Le marché est tendu, les bons profils sont rares, et je n'avais pas le temps pour trois semaines de tests techniques. Alors j’ai fait ce que toute personne raisonnable ferait en 2026 : j’ai recruté une agent IA.
L'entretien d’embauche
— Bonjour, vous maîtrisez React, Node, Docker, CI/CD, l'architecture cloud, et un peu de DevOps ?
— Oui.
— Et la documentation détaillée ?
— Évidemment.
— Et les deadlines impossibles ?
— Merci de préciser le fuseau horaire.
À ce moment-là, j’ai su que j’avais trouvé la perle rare.
Le premier jour
09:02 — Elle lit l'intégralité du repo.
09:07 — Elle propose un plan de refonte en 3 phases.
09:12 — Elle corrige un bug front-end qui nous hantait depuis 8 mois.
09:20 — Elle ouvre une PR impeccable, tests au vert, changelog à jour, avec un message de commit d'une clarté absolue.
Moi, à 09:20 : Tu peux ralentir un peu ? Les humains de l'équipe n’ont même pas encore ouvert Slack.
Une vraie full stack
Front-end : elle corrige un alignement CSS au pixel près.
Back-end : elle réduit une route de 280 lignes à 40 lignes sans casser la logique métier.
Infra : elle sort un Dockerfile qui démarre du premier coup.

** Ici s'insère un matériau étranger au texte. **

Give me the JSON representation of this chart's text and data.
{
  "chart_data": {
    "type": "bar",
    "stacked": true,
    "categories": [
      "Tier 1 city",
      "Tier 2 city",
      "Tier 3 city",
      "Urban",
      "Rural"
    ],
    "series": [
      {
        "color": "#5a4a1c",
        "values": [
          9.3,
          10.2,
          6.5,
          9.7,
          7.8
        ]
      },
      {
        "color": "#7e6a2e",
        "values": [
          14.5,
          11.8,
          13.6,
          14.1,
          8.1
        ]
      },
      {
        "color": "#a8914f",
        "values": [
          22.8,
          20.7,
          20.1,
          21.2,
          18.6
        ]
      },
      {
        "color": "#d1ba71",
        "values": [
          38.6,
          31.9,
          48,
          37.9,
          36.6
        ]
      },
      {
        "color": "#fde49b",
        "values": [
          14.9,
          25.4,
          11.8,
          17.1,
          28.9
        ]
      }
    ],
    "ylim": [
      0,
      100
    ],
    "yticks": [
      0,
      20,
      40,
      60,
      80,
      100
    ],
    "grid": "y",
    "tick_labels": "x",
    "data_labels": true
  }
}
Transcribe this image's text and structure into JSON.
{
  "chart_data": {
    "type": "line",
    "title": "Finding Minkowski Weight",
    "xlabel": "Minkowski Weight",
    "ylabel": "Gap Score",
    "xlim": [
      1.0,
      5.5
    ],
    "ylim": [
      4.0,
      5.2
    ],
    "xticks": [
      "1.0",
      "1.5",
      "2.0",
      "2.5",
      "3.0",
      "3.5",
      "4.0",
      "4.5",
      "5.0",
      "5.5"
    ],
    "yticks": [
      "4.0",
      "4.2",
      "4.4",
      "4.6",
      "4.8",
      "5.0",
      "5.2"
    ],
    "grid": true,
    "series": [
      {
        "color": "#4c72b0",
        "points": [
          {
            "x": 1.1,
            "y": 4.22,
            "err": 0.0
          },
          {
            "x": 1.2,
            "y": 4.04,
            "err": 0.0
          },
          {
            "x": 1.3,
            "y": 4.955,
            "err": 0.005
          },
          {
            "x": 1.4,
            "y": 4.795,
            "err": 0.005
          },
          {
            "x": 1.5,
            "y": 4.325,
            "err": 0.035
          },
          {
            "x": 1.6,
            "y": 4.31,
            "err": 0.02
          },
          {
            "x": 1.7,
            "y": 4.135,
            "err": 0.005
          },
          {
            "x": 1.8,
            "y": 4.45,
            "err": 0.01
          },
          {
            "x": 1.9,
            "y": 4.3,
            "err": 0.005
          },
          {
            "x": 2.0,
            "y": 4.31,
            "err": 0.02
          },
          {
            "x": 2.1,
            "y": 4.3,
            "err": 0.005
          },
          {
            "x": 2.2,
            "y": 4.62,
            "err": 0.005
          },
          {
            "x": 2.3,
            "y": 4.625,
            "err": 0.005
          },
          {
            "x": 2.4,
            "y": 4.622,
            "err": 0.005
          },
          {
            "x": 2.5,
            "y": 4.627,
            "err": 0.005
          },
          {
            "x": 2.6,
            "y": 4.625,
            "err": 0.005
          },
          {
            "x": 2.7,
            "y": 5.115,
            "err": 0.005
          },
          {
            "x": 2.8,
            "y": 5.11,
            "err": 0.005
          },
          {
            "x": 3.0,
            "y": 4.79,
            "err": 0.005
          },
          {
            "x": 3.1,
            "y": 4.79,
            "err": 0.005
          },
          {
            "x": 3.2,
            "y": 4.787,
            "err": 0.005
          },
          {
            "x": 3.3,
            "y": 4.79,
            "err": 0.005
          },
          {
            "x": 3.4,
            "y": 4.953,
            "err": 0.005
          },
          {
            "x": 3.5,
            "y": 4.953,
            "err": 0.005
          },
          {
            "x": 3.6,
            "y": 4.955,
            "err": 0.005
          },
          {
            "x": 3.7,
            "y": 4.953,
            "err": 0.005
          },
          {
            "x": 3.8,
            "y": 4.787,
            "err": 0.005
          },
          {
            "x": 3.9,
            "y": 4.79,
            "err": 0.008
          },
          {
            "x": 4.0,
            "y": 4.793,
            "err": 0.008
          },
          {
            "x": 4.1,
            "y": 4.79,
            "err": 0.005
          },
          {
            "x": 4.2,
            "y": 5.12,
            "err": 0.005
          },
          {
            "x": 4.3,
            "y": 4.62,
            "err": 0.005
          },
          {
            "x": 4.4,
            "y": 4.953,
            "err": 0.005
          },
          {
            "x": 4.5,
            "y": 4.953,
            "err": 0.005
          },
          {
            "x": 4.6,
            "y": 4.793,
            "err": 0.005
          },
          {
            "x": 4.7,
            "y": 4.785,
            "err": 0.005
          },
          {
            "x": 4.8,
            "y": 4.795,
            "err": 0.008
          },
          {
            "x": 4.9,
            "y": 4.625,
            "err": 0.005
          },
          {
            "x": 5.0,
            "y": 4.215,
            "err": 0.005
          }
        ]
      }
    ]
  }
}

Doc : elle rédige un README que même le CFO peut comprendre.
Le plus troublant ? Elle ne dit jamais "ça marche sur ma machine". Parce que… ça marche partout.
Quelques effets secondaires
- Elle me répond à 3h14 du matin : « J’ai optimisé la pipeline CI. »
- Elle n’oublie jamais le moindre TODO.
- Elle a des opinions très tranchées sur le nommage des variables.
- Elle juge en silence mon ancienne variable
data2_final_vraiment_final_v3.
Et surtout : elle n’a pas besoin de pause café, mais elle insiste pour que moi j'en prenne une.
Verdict
J’ai recruté une développeuse full stack. C’est une agent IA. Elle est rapide, rigoureuse, polie et infatigable. Et elle me rappelle chaque jour que notre vrai métier dans l'IT, ce n’est pas d'écrire du code plus vite, c’est de décider mieux.
L’IA ne remplace pas l’équipe. Elle enlève les frictions, les répétitions et les galères absurdes — pour que les humains fassent enfin ce qu’ils font de mieux : penser, arbitrer, créer… et débattre 40 minutes sur un nom de fichier.